Essen. . Wurden zwei Zechenschächte des Bergwerks Lippe in Marl mit giftigem Müll verfüllt? Staatsanwälte ermitteln wegen Betrugs und Schlamperei gegen Verantwortliche des Unternehmens Heinrich Becker aus Bottrop Firma und weitere Personen. Die RAG erstattet Anzeige und kündigt den Geschäftspartnern.
Die Mauscheleien bei der Verfüllung zweier Zechenschächte des Bergwerks Lippe in Marl könnten sich zu einem handfesten Skandal ausweiten. Nach Informationen der WAZ-Mediengruppe hat die RAG seit 1998 etwa 60 Schächte vom Unternehmen Heinrich Becker aus Bottrop verfüllen lassen. Die Staatsanwaltschaft ermittelt gegen Verantwortliche der Firma und weitere Personen. Der Verdacht: Betrug und Schlampereien beim Umgang mit Müll.
Im Füllmaterial der Marler Schächte Polsum waren überhöhte Giftwerte festgestellt worden. Zudem gab es Hinweise auf manipulierte Tests. Die RAG erstattete Anzeige. „Wir werden der Sache mit allen Mitteln auf den Grund gehen“, sagte Oberstaatsanwalt Bernd Bienioßek von der Bochumer Staatsanwaltschaft für Wirtschaftskriminalität. Was das Gefahrenpotenzial für Mensch und Umwelt betreffe, „muss man die Kirche aber im Dorf lassen“, so Bienioßek.

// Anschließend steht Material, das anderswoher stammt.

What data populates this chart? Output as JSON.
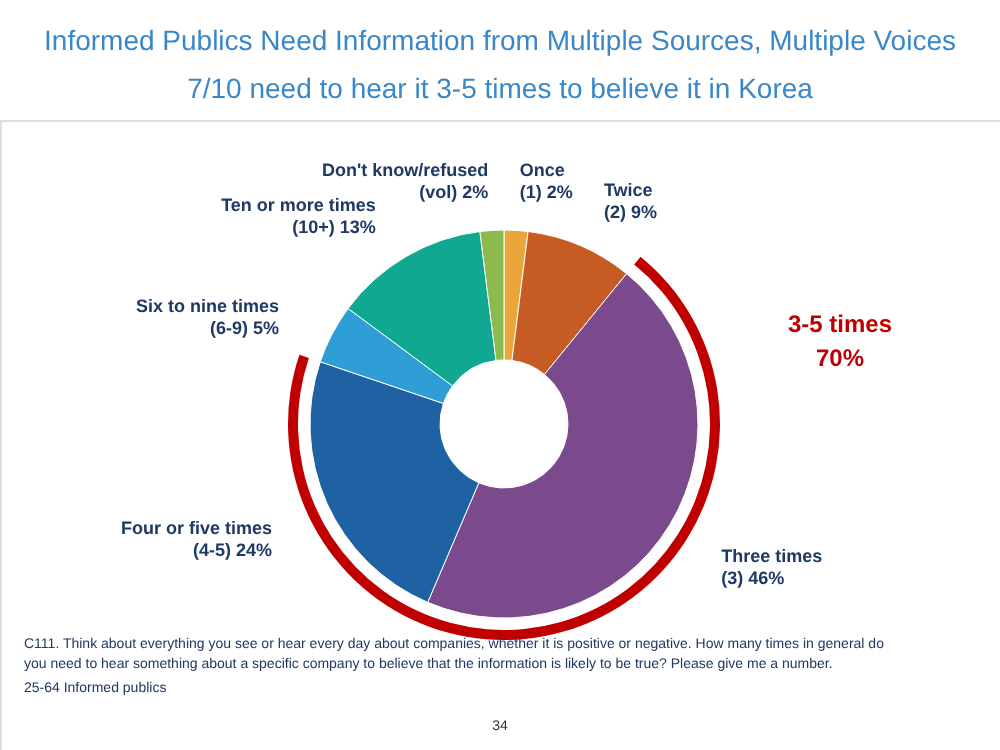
{
  "chart_data": {
    "type": "donut",
    "title": "Informed Publics Need Information from Multiple Sources, Multiple Voices",
    "subtitle": "7/10 need to hear it 3-5 times to believe it in Korea",
    "categories": [
      "Once\n(1)",
      "Twice\n(2)",
      "Three times\n(3)",
      "Four or five times\n(4-5)",
      "Six to nine times\n(6-9)",
      "Ten or more times\n(10+)",
      "Don't know/refused\n(vol)"
    ],
    "values": [
      2,
      9,
      46,
      24,
      5,
      13,
      2
    ],
    "value_labels": [
      "2%",
      "9%",
      "46%",
      "24%",
      "5%",
      "13%",
      "2%"
    ],
    "colors": [
      "#eaa63a",
      "#c65c24",
      "#7b4a8c",
      "#1f62a3",
      "#2f9dd6",
      "#10a890",
      "#8cba4c"
    ],
    "annotations": [
      "3-5 times\n70%",
      "C111. Think about everything you see or hear every day about companies, whether it is positive or negative. How many times in general do\nyou need to hear something about a specific company to believe that the information is likely to be true? Please give me a number.",
      "25-64 Informed publics",
      "34"
    ]
  }
}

RAG kündigt Zusammenarbeit
Die RAG ist trotzdem auf der Hut. Sie kündigte die seit Jahrzehnten bestehende Zusammenarbeit mit Heinrich Becker und setzt fortan ein anderes Unternehmen zur Schachtverfüllung ein. „In welchem Maß weitere Untersuchungen erforderlich sein werden, werden wir nach Abschluss des Verfahrens gemeinsam mit den Behörden festlegen“, sagte ein RAG-Sprecher. Das Problem: Das Füllmaterial ist einbetoniert. Umfassende Proben würden Millionen Euro kosten.

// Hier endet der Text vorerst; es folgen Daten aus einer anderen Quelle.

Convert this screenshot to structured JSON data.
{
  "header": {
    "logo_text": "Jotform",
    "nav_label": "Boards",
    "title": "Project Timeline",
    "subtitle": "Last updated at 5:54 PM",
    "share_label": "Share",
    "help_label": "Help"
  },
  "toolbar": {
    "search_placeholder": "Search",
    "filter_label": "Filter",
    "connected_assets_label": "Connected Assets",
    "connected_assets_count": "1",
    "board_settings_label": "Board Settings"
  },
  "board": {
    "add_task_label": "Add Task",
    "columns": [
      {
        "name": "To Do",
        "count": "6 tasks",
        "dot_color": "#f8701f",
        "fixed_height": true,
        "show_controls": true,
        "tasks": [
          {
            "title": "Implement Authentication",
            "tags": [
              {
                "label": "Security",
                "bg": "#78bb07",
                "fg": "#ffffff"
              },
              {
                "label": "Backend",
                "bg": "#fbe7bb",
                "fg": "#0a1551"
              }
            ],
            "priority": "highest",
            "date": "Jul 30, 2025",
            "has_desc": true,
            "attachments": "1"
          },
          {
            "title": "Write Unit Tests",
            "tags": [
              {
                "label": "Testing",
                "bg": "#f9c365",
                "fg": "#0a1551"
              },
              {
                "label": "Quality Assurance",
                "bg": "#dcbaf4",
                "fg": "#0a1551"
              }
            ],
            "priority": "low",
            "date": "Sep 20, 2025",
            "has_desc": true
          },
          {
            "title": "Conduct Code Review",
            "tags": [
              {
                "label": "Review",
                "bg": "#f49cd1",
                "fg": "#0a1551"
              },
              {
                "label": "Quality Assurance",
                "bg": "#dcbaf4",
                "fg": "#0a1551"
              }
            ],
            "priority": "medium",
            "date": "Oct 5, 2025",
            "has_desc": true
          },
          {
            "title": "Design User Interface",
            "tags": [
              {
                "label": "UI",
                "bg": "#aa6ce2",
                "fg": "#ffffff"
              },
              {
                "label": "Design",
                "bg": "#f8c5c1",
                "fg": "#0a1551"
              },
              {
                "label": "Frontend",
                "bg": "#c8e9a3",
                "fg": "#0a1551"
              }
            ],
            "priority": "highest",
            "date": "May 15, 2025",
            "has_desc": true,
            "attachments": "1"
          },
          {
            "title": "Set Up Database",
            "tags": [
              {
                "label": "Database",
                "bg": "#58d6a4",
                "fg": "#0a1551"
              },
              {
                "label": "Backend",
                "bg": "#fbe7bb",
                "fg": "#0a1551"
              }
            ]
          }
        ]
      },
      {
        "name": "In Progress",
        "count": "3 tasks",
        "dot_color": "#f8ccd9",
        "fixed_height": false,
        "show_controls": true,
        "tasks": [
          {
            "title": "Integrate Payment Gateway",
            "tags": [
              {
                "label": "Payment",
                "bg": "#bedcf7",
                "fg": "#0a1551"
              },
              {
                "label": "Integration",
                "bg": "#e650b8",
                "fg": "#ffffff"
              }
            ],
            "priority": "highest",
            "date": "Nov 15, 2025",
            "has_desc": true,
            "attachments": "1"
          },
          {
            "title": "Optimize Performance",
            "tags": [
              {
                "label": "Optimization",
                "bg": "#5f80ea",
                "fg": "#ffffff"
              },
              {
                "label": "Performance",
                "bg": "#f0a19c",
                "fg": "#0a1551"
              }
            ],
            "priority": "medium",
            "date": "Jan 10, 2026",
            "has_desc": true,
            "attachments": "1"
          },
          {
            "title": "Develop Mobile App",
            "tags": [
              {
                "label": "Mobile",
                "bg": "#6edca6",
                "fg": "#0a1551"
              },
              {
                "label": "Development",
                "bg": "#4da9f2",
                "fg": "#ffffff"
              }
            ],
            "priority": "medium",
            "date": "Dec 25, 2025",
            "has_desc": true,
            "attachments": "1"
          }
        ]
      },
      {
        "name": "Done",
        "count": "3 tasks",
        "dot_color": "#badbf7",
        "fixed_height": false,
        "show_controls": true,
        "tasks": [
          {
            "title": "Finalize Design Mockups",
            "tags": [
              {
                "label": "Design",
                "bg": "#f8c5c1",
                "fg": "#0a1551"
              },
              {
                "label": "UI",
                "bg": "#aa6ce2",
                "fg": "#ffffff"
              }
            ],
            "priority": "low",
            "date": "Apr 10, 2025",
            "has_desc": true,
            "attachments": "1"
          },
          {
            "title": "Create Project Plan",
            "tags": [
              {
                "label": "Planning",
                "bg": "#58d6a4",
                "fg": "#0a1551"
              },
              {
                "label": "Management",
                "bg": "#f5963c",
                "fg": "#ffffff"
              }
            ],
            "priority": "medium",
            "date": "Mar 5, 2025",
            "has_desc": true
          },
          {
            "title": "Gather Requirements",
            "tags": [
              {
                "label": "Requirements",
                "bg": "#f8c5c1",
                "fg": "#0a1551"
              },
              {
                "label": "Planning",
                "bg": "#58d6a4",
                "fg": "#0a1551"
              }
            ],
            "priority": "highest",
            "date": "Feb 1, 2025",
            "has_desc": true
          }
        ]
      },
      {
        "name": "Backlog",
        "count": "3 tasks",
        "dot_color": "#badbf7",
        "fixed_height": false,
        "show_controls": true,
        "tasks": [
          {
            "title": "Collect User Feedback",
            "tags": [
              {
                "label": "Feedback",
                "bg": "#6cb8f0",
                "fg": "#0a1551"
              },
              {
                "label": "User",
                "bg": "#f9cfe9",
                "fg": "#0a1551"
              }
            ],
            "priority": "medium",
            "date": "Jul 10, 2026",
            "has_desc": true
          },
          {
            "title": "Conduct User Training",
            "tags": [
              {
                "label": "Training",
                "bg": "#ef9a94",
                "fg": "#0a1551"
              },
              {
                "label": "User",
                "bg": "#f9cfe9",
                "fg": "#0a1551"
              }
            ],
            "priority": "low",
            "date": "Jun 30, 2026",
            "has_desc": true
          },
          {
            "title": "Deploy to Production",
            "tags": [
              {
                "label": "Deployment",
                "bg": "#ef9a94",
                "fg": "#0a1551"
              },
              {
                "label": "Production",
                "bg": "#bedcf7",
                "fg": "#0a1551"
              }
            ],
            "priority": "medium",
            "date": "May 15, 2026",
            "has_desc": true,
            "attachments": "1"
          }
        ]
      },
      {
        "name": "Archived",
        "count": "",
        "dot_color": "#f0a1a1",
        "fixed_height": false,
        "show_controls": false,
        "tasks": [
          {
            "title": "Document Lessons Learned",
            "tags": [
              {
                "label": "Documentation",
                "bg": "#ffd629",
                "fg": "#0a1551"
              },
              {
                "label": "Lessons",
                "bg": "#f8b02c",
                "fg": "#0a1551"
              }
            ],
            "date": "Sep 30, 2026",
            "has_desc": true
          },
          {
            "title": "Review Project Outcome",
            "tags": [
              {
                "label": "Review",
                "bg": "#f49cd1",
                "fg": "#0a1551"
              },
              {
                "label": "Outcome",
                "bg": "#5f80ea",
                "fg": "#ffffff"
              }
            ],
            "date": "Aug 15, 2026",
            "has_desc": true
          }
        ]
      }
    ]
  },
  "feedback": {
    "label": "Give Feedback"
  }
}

Die Unternehmensgruppe Heinrich Becker aus Bottrop ist ein großer Anbieter für Abbruch- und Entsorgungsarbeiten auf dem NRW-Markt. Thyssen-Krupp, die RAG, Städte und Sparkassen gehören seit Jahren zu ihren Kunden. Das Unternehmen muss sich in der Folge um gigantische Mengen von Müll kümmern. Die Abfälle stammen oft aus aktiven oder stillgelegten Industrieanlagen und sind teilweise giftig.
Unregelmäßigkeiten bei der Abdichtung einer Deponie
Die Becker-Gruppe aus Bottrop trägt den Zusatz „Umweltschutz“ im Namen und verspricht bei Entsorgung und Verwertung des Mülls die Achtung der Gesetze. Genau dies aber steht jetzt in Zweifel.

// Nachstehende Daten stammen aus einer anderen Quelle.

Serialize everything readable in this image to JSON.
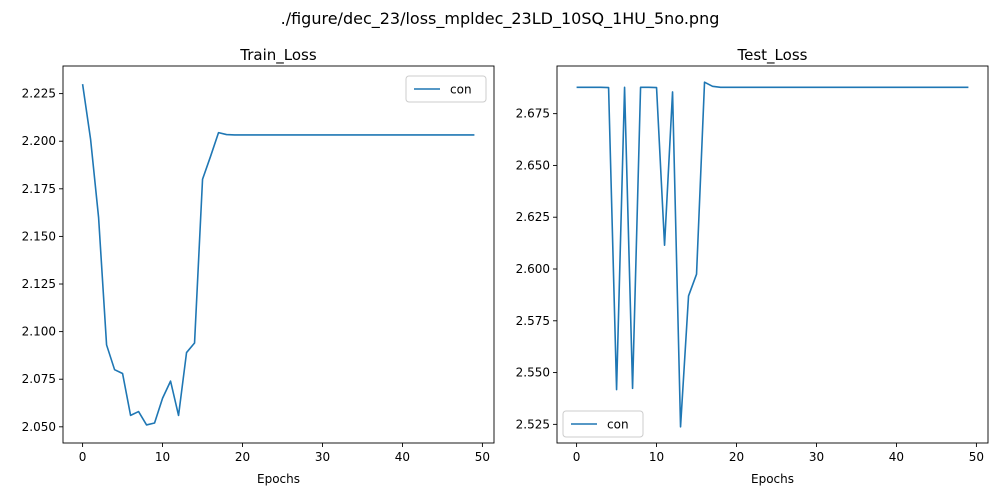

Am Donnerstag vergangener Woche kamen Unregelmäßigkeiten bei der Abdichtung einer Deponie für hochgiftige Hochofen-Abfälle an die Öffentlichkeit. Der Auftrag stammt vom Haldeneigentümer Thyssen-Krupp. Die Heinrich Becker GmbH soll die alte Deponie in Wanne-Eickel abdichten und rekultivieren. Bis Ende 2013 soll dort ein Landschaftspark entstehen. Bereits seit Ende 2010 ruhen die Arbeiten.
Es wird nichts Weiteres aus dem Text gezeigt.